A review of the two-hour final season premiere of Halt and Catch Fire coming up just as soon as I’m named Little Miss Flawless 1970…
“Are you there? I’m here.” –Joe
Halt concluded its third season with two episodes airing on the same night that leaped the action into the ’90s. In a nice bit of symmetry, season four opens with two episodes as well that bring us another time jump, but one revealed in deceptively complicated form: the entire pre-credits sequence of the first episode, “So It Goes,” covers roughly three years since the meeting of the minds in the season three finale, as Gordon builds up CalNect into a thriving local internet service provider (successful enough that he can hire Blue Man Group to play his birthday party), Joe hides in the basement waiting for Cameron to finish their web browser, and Cameron and Donna are off pursuing other adventures.

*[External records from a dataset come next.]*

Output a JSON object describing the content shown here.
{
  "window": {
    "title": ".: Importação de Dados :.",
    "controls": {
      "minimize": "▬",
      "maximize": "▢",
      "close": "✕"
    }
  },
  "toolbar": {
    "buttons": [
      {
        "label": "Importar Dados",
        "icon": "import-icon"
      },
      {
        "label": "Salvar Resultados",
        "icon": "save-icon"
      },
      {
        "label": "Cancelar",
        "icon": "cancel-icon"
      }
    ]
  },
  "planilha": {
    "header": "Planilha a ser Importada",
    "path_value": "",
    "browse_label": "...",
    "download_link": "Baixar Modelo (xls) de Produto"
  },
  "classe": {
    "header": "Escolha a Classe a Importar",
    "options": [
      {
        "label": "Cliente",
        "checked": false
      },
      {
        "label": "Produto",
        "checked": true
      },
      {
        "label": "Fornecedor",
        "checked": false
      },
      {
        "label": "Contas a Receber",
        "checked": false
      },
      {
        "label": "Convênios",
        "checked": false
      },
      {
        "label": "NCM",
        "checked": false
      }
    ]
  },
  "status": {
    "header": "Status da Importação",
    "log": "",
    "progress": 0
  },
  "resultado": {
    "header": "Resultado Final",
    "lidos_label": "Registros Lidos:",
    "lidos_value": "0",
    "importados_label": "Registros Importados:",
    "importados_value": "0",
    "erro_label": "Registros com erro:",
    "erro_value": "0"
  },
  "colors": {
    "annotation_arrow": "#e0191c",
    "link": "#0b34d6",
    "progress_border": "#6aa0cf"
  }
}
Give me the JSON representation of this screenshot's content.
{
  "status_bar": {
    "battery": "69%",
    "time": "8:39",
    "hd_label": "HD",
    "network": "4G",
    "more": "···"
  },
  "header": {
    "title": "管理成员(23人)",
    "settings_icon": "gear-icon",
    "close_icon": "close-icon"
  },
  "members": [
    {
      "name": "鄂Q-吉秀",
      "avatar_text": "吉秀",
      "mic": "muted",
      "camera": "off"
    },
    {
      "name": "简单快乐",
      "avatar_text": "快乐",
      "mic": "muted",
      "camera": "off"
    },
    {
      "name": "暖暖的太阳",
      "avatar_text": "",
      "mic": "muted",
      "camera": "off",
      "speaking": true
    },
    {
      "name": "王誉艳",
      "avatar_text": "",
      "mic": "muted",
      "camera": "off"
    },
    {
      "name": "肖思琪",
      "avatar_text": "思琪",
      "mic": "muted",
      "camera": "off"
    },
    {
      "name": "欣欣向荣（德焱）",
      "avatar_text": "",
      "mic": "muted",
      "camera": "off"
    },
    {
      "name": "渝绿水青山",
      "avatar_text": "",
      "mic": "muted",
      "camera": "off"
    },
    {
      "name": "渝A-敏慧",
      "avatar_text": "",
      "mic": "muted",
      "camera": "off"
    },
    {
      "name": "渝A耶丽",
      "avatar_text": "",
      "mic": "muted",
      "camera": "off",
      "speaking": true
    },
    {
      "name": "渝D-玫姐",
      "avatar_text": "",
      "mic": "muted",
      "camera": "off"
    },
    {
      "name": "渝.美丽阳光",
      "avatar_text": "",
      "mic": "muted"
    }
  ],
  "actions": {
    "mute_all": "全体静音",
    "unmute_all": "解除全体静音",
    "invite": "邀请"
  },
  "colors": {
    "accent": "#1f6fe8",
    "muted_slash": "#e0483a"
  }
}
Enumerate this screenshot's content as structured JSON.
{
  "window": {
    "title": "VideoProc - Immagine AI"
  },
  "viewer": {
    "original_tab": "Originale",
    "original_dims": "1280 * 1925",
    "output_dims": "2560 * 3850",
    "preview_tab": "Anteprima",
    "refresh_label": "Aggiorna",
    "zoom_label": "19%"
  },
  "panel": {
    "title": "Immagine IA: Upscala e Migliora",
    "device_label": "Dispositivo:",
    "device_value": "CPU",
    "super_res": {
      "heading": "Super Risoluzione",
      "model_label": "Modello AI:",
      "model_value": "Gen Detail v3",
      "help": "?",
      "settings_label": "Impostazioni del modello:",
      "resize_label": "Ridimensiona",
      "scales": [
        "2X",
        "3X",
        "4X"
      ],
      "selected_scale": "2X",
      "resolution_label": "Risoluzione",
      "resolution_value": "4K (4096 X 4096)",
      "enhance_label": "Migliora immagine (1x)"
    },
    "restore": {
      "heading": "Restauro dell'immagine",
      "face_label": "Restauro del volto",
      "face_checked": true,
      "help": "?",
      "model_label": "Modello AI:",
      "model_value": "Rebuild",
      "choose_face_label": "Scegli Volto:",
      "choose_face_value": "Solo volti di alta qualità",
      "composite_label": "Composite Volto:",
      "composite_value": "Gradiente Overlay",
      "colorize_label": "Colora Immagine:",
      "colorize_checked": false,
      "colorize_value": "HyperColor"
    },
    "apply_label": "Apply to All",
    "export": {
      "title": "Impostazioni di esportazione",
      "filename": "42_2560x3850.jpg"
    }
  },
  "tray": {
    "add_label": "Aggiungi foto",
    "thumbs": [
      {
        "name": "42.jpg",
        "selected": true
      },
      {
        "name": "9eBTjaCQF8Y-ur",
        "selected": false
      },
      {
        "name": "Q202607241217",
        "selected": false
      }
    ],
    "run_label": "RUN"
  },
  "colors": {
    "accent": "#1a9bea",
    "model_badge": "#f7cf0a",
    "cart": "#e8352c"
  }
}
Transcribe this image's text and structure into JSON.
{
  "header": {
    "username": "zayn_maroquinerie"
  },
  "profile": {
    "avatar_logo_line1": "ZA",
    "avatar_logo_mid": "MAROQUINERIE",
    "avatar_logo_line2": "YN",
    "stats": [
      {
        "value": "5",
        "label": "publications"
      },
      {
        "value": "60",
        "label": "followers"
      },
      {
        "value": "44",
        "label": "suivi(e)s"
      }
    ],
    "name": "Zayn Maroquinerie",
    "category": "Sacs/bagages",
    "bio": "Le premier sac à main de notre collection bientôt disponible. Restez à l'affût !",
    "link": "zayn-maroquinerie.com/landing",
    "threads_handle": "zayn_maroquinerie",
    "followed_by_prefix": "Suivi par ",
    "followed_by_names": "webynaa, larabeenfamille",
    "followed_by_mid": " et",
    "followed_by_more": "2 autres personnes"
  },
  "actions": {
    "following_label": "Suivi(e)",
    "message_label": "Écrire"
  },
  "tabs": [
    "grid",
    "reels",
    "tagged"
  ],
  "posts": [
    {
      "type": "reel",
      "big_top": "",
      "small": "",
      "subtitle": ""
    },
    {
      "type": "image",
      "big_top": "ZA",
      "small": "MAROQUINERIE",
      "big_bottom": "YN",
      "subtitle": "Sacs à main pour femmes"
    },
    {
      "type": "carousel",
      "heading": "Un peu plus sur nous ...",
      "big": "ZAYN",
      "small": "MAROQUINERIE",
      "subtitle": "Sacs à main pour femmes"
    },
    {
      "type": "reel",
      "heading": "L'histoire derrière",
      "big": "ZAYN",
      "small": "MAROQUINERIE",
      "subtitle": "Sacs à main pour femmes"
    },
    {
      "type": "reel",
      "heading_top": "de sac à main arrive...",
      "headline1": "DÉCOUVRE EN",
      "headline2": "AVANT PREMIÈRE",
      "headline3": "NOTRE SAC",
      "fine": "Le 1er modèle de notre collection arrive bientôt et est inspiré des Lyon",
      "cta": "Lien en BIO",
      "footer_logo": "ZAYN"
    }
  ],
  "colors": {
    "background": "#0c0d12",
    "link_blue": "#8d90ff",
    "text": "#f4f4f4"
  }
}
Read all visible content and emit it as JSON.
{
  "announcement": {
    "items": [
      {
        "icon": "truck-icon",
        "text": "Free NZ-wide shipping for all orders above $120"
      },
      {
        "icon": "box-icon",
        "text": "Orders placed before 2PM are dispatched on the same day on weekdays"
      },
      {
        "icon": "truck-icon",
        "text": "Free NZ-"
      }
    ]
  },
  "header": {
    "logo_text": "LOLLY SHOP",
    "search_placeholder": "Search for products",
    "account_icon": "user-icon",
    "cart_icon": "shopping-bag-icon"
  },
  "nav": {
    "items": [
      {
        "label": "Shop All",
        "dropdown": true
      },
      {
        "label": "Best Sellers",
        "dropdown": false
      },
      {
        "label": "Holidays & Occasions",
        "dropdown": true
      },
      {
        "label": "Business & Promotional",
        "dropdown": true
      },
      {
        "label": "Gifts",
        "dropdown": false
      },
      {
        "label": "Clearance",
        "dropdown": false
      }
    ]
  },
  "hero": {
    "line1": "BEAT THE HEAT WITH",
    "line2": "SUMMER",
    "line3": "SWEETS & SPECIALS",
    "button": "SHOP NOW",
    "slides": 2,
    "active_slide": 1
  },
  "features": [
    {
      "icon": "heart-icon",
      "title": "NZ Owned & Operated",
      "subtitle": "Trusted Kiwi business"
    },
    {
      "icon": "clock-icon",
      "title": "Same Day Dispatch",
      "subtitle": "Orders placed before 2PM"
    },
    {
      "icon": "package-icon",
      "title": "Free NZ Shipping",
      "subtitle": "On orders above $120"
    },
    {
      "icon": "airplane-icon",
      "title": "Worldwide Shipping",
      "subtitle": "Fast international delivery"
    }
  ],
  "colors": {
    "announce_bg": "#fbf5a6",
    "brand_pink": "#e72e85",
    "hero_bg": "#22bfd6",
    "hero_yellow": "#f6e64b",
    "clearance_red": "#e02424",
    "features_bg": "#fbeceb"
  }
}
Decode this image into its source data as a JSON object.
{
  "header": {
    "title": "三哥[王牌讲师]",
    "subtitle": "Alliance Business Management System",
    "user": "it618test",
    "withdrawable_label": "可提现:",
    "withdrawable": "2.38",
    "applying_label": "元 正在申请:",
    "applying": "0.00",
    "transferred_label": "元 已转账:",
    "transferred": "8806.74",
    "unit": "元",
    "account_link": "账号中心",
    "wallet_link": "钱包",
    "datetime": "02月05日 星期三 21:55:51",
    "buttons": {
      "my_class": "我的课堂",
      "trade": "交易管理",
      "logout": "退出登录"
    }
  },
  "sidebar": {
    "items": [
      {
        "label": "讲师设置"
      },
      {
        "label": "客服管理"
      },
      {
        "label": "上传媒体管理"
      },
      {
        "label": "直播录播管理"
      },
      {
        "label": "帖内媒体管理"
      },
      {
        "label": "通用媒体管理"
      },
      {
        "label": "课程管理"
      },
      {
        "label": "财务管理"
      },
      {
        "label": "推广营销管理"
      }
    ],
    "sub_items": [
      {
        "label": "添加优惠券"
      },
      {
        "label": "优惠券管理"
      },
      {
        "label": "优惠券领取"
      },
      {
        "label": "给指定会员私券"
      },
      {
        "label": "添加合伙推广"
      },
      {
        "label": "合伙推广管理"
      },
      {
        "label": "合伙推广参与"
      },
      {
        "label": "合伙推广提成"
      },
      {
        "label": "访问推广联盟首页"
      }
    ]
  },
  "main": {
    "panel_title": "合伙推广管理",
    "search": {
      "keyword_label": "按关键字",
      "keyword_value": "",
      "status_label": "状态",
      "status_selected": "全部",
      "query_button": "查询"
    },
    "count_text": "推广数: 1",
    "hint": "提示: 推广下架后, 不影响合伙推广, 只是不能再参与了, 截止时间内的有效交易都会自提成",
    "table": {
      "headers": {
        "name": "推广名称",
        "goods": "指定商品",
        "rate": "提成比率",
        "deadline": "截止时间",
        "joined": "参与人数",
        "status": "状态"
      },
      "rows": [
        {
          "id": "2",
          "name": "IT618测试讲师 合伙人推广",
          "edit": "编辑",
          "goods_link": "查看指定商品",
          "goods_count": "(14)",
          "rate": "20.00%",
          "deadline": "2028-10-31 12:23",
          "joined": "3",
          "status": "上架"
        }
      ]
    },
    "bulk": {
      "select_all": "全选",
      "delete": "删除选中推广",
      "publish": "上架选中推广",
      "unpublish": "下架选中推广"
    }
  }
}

The whole thing is presented as one fluid take, and even though there are some very clear seams (whenever the camera pans through the floor, or when it pushes in on Gordon’s shirt — a trick Alfred Hitchcock used nearly 70 years ago to hide some of the edits in Rope), it’s still an impressive piece of choreography and direction, as well as a clever way to illustrate how relentlessly time marches on even when a man like Joe MacMillan wants to slow it down.
By the time the opening credits have played, we’re already into the Clinton administration, The Fresh Prince of Bel-Air is a big enough hit that Joe has to explain it to Cameron, Mosaic has already won the first phase of the browser wars(*), and it’s time for all four of our leads (plus Bos and Diane) to figure out what the next phase of the battle is.
(*) Hi, kids! Time for a walk down memory lane! When the World Wide Web first became a thing, there were no graphic browsers at all. We used Lynx, which was a text-only interface (and apparently still exists in some form). I remember the first time one of my engineer friends from college showed me Mosaic, I felt like I had just touched the monolith from 2001: A Space Odyssey.
It’s a tricky area the show is playing in at the moment. Joe and Gordon couldn’t actually invent Mosaic, nor can they invent Google, as we see Gordon and Donna each working on ideas about indexing the web, but there were plenty of Google precursors that either didn’t have the staying power (Alta Vista) or have had to content themselves with a life as Pepsi to Google’s Coke (Yahoo!, which in its early stages didn’t look too different from what we see of Haley’s nascent website). There are ways that the final season can show any combination of our characters making a huge breakthrough, and even another fortune, without them actually rewriting history, but the closer the series gets to the present day, the more we recognize the world its fictionalizing.